Taco Bell is the first major fast-food chain to stop selling kids’ meals, earning high praise from critics who blame McDonald’s and Burger King for contributing to childhood obesity. In truth, Taco Bell said its kids’ meals, which featured cinnamon twists and a “surprise toy,” had an “insignificant impact” on sales and won’t be missed. No word yet on whether the chain plans to follow its U.S. rival, Chipotle, which now offers “Sofritas,” i.e., shredded tofu.
Here’s hoping the Harper government’s “economic action plan” will be more effective than the high-priced television commercials promoting the initiative. According to an internal government poll of more than 2,000 Canadians, only three—yes, three—visited the action plan’s website after seeing one of those ads in April. To be fair, the Harper government isn’t very responsive to certain messages, either. Despite repeated threats from the Parliamentary Budget Officer, numerous federal ministries ignored this week’s deadline to hand over details of proposed budget cuts announced more than a year ago.
Eat your heart out, Navy SEALs. In a scene straight out of a Special Forces training exercise, a group of al-Qaeda militants stormed two Iraqi prisons, blasted their way into the compounds and freed more than 500 inmates. Among the targets was Abu Ghraib, where gagged and hooded prisoners were famously photographed by American troops. For the White House, though, the prison break was only part of the bad news emerging from Iraq: Desperate for energy, Baghdad has reportedly agreed to a $14.8-billion deal to buy natural gas from Iran.

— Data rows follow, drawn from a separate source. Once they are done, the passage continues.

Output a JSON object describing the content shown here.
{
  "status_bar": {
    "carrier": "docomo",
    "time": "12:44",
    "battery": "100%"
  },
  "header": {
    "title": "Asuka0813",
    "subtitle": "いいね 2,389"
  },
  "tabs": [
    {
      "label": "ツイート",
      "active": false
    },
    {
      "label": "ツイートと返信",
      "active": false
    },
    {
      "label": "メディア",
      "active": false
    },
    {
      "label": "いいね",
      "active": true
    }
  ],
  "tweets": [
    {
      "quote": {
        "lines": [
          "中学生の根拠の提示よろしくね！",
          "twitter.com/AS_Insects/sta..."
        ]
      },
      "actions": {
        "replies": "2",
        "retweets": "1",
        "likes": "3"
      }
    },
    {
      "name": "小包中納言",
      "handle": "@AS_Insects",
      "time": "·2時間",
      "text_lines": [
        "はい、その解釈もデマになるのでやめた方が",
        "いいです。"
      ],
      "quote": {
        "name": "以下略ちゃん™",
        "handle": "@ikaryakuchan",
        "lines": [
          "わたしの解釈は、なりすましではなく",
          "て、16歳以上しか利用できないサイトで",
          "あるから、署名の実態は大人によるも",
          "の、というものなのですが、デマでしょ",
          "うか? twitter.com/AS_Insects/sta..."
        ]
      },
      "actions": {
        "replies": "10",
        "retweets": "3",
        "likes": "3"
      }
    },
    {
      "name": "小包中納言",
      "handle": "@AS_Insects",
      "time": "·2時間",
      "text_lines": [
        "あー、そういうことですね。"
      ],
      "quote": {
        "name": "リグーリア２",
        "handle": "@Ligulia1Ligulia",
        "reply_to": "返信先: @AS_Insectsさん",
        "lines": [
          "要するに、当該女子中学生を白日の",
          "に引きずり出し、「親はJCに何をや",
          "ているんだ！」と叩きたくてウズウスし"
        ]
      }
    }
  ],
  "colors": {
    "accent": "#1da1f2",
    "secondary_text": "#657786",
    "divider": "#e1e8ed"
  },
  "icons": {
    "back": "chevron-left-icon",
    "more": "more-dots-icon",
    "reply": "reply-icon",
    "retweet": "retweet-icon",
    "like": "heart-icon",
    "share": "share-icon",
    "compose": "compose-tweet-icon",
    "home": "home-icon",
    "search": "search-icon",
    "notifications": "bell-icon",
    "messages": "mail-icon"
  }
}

Nobody can blame British Prime Minister David Cameron for wanting to crack down on illegal Internet pornography that features child exploitation or violent rape. But his sweeping proposal—to block all forms of porn from every computer unless a customer specifically “opts out” of the filter—is absolute overkill, not to mention a breach of privacy. Police must be given ample resources to crack down on predators and pedophiles who share their lurid content online. Law-abiding citizens don’t deserve to be lumped into the same category.
Hide the remote
If you want your kids to stop watching so much television, here’s an obvious tip: Lead by example. New research says the more time parents spend in front of the TV, the more their kids do, too. Need another reason to limit cartoons? According to a separate study, falling televisions have injured 200,000 children in the U.S. over the past 20 years.